Bien que des progrès impressionnants aient été réalisés, il reste toujours un énorme travail à effectuer. Nous avons recommandé une recherche continue, mais nous reconnaissons également qu’une telle recherche n’a pas d’effets s’il n’y a pas d’améliorations à la gestion du savoir. Nous devons trouver des techniques novatrices qui nous permettraient d’assimiler de façon systématique l’immense volume de recherche divergente, d’assurer que les conclusions de la recherche soient évaluées dans leur contexte et de distribuer les données de sortie contextualisées aux praticiens et aux responsables des politiques.
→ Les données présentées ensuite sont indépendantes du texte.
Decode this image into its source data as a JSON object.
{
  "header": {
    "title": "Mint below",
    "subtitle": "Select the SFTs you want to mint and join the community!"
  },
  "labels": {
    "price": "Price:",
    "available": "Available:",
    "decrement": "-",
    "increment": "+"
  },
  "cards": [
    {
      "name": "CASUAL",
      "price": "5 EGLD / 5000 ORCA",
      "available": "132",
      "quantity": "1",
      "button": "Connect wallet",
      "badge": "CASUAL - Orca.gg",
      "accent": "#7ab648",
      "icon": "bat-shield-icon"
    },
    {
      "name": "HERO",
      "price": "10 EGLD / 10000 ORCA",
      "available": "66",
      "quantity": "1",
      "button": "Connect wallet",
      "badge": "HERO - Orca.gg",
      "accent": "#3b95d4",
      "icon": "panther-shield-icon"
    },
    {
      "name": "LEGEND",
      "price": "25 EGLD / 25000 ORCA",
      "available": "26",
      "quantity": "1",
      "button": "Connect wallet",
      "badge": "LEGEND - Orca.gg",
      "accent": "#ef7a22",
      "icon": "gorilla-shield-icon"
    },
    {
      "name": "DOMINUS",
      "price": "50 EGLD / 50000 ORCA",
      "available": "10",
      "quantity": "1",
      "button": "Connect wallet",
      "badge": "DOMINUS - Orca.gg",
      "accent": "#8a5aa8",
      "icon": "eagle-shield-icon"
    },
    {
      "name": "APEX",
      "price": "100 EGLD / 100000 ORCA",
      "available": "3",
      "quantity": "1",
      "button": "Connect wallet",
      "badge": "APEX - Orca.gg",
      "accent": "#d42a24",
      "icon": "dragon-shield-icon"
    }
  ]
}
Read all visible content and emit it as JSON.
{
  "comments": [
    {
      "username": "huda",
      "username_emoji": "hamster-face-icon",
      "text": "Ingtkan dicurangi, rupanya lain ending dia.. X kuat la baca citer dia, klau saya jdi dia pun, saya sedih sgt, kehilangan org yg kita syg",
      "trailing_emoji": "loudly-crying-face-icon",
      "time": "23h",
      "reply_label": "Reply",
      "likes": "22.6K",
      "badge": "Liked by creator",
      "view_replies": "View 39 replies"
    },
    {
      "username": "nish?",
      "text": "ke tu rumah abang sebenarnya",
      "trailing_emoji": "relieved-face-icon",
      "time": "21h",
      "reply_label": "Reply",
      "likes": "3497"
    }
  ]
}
À part cela, les principales recommandations du présent rapport sont les suivantes :
trouver des projets de recherche sur l’efficacité des interventions et les appuyer, y compris, sans s’y limiter, l’abandon de l’UAM dans le but d’atténuer la RAM actuelle;
trouver des projets de recherche qui développent l’approche actuelle « de la ferme à la table » et les appuyer dans le but d’expliquer les répercussions diverses sur la santé humaine;
recommander des règlements justes et transparents sur les drogues vétérinaires, sur la surveillance mondiale de la RAM et de l’UAM axée sur des données probantes scientifiques, sur l’évaluation des risques et sur une précaution adéquate qui assureraient des marchés libres et ouverts de produits carnés sains;
accepter de s’engager dans une évaluation transparente des politiques pour assurer que les règlements sur les drogues vétérinaires du Canada résultent en une UAM judicieuse et sécuritaire;
offrir une formation sur l’UAM aux producteurs et aux nutritionnistes;
favoriser une collaboration novatrice faisant intervenir les personnes chargées de la réglementation, les responsables de la santé publique et les représentants de l’industrie agricole.